XPOSNEWS.com, (Bogor) - Program menuju Kabupaten termaju yang dicanangkan Pemkab Bogor sepertinya akan menjadi retorika belaka. Ini dapat diprediksi karna capaian kinerja dinas/badan di lingkungan Pemkab Bogor pada semester pertama 2016 gagal mencapai target atau rata-rata hanya mencapai 30 sampai 45 persen saja. Demikian dikatakan Sekretaris Komite Pemantau Pembangunan Bogor Raya (KPPBR), Coky Pasaribu dalam menanggapi maraknya sejumlah aksi unjuk rasa ke Pemerintah Kabupaten (Pemkab) Bogor, di Cibinong, Sabtu (10/9/2016).

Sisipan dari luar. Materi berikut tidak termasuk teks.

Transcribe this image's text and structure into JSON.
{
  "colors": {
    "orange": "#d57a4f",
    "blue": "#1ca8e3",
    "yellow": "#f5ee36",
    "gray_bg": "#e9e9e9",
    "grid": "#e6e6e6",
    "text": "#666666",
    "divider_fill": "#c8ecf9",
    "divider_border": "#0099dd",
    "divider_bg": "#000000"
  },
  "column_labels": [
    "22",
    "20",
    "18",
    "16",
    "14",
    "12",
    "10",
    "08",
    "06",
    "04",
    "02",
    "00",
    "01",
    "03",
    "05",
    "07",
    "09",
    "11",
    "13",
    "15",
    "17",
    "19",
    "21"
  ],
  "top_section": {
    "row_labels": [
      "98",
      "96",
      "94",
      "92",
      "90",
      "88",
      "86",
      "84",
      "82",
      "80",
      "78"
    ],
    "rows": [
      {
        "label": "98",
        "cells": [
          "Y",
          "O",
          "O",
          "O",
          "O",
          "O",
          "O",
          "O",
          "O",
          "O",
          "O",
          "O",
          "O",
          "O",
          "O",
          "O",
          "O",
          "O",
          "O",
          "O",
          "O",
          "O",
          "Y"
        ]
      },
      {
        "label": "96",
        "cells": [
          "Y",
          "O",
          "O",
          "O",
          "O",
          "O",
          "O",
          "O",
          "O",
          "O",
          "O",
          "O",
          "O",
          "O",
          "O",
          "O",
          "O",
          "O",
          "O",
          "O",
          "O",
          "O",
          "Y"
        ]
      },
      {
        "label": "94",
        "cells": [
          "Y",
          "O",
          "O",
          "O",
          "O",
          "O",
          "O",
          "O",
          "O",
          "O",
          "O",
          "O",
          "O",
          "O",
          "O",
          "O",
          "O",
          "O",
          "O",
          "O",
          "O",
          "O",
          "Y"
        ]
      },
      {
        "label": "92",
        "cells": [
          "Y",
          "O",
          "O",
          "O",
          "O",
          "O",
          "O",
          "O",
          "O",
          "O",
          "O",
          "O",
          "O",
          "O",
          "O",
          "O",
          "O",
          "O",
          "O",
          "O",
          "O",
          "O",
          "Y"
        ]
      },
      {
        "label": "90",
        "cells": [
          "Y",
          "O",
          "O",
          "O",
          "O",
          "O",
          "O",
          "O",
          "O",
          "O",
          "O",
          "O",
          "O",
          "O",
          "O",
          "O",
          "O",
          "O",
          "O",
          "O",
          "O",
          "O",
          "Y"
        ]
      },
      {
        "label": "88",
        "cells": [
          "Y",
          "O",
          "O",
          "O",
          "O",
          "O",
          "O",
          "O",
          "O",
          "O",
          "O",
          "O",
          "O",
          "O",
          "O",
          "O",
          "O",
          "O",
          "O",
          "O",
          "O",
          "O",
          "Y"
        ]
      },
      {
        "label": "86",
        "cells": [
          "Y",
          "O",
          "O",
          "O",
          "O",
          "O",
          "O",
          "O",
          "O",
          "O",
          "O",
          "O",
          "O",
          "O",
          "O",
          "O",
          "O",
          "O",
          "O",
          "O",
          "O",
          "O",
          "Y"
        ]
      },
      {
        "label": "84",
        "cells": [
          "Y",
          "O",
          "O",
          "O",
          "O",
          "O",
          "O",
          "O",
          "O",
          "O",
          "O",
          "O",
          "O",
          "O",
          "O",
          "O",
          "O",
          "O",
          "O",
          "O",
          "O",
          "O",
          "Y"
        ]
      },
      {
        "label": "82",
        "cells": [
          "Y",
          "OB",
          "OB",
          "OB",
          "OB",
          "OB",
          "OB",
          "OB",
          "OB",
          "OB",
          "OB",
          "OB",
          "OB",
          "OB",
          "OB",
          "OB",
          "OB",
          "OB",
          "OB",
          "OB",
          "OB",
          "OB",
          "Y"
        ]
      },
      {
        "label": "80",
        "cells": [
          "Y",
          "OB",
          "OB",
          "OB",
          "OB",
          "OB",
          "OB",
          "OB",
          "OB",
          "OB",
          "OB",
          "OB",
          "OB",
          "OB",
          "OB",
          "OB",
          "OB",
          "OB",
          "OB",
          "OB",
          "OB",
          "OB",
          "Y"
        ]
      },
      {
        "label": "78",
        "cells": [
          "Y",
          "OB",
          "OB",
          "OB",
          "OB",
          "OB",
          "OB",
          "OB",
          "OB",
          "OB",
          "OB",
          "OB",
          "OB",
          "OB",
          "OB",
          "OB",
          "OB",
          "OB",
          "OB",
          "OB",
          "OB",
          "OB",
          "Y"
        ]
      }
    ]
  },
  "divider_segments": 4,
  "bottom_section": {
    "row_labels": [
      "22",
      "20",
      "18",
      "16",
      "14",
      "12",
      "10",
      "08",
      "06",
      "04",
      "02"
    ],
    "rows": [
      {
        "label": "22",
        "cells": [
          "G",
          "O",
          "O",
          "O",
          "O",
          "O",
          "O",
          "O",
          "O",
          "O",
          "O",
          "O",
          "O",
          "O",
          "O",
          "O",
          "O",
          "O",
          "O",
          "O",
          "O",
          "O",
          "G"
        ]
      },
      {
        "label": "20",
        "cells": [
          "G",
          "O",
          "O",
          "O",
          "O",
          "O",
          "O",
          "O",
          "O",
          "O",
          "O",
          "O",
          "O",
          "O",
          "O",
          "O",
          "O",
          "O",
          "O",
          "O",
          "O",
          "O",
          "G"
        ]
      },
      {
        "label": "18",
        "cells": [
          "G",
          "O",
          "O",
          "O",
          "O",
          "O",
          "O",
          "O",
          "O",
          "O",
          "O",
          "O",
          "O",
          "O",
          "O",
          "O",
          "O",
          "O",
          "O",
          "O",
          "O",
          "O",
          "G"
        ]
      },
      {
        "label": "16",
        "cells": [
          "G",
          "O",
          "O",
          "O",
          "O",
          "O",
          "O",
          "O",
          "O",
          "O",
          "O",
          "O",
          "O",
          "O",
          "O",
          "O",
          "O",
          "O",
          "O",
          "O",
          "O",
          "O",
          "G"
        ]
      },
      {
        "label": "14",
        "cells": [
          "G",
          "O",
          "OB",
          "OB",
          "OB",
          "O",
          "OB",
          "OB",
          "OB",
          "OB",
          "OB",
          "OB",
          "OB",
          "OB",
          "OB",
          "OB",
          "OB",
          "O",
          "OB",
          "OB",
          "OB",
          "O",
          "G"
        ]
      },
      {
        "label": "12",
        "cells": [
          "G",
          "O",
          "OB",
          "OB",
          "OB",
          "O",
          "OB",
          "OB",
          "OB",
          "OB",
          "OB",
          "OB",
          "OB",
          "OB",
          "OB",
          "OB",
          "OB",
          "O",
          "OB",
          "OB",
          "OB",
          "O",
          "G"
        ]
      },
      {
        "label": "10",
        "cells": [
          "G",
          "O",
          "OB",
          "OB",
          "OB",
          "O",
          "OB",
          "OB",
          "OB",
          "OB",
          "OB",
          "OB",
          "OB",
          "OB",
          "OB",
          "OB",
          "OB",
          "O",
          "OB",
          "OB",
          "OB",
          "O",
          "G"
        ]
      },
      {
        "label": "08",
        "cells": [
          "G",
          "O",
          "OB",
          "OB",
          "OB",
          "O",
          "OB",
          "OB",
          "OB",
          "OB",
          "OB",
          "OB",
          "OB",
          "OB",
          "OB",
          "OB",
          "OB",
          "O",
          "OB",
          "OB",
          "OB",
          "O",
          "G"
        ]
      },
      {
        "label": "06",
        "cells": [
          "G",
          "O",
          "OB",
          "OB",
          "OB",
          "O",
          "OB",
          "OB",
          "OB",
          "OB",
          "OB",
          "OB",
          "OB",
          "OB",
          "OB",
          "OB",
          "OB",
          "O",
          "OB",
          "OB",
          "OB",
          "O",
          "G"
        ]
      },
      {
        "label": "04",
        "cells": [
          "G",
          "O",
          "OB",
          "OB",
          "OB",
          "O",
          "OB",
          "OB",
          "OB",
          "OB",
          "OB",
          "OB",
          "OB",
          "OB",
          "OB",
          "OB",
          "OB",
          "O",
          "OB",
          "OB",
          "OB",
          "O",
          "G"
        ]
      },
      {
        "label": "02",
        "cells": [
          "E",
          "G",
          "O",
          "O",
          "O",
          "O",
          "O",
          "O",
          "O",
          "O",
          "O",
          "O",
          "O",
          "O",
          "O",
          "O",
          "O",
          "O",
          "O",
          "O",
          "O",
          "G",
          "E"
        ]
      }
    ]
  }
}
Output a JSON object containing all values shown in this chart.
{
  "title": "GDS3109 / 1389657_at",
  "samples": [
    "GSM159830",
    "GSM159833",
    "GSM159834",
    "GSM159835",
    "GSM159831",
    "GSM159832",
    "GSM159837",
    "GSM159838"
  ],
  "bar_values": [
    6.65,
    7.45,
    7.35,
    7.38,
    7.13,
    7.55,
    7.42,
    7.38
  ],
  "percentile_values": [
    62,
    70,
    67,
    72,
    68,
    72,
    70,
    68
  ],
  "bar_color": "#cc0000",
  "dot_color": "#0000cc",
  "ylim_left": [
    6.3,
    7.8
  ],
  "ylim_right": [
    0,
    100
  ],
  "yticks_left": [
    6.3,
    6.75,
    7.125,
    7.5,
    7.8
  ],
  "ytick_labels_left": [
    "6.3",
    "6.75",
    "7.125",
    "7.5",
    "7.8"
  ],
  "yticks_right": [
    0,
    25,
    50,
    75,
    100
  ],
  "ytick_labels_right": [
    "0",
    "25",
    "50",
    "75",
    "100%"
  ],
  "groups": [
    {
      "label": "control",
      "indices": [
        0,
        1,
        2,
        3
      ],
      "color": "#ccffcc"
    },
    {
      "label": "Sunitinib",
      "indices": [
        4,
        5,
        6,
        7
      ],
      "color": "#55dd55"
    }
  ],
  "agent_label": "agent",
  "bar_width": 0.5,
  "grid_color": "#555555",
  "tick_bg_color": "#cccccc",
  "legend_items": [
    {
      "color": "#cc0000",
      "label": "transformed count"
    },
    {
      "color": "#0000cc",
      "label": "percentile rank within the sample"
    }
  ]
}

Menurutnya, maraknya sejumlah aksi unjuk rasa warga dilatarbelakangi rasa ketidakpuas dan kekecewaan warga kabupaten Bogor atas kinerja Pemkab Bogor dibawah komando Bupati Nurhayanti. Terlebih, setiap aksi unjuk rasa yang dilakukan warga untuk menyampaikan aspirasi ini terkesan tidak pernah ditanggapi Bupati, khususnya terkait dengan Sisa Lebih Perhitungan Anggaran (SILPA) dua tahun berturut-turut yang nilainya cukup fantastis yakni, Rp 1 triliun lebih.
Dengan adanya SILPA yang cukup besar itu, maka untuk menuju Bogor sebagai kabupaten termaju, rasanya sulit untuk diwujudkan, karena disebabkan kinerja jajaran Pemkab Bogor masih jauh dari yang diharapkan. “Realisasi anggaran kerja berkisar 27 sampai 45 persen. Dampaknya, sangat sulit mewujudkan keberhasilan pencapaian yang tidak maksimum sebagai indikator persyaratan untuk menjadi kabupaten termaju. Kondisi ini diperparah dengan tiadanya punishment terhadap kepala dinas atau badan yang kinerjanya jelek dan biasa biasa saja. Bupati kok takut copot anak buah ya?,” ujarnya.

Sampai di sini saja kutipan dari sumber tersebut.